That's your definition of lossless storage? Literally any limited-run asset fits into that category. It doesn't mean that your 21M BTC 100 years from now is going to be worth anything, because limited-run assets are not inherently valuable.

It certainly doesn't mean that Bitcoin is a store of electricity because, again, you can not get that electricity back once it is lost. You are hoping that other people who didn't put their electricity into Bitcoin will trade you some for an asset. That is not the same thing as retrieval.

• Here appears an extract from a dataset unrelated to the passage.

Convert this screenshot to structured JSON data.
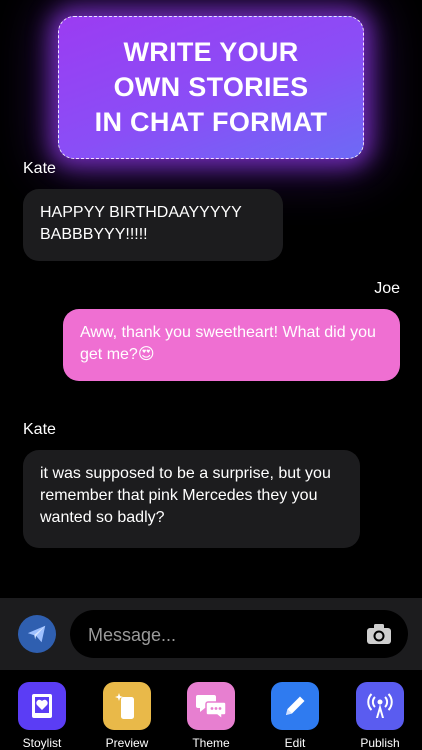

> Almost every fiat currency dies a horrible death in less than a century due to this inflation

No? That's just very blatantly not true, to the point where I don't understand how you made that error. The US dollar is multiple centuries old. The EURO is multiple centuries old. The most common currencies today across the world are multiple centuries old.

It would be a massive stretch to try and argue that all of them have horribly died, given that I can 99.99% guarantee that right now your job is paying you in one of those currencies.

> This is P2P money first, just because it has now scaled to 10M+ users doesn't mean it can't run like it originally did, with 1 miner and 1 node.

I don't mean to be confrontational about this, but do you understand the technology behind how blockchains work? The whole point of the blockchain is to prevent double-spending. If you're waiting months to reach consensus in a P2P network, that's months before you can be sure that a transaction went through securely.

If you have 1 miner and 1 node, and if lots of people across an environment are building this setup, you have effectively mass-forked the blockchain already. You've lost the ability to prevent double-spending. The only reason Bitcoin is secure is because everyone uses the same chain and is connected to the same network. Fracturing that chain is forking. That's what forking is.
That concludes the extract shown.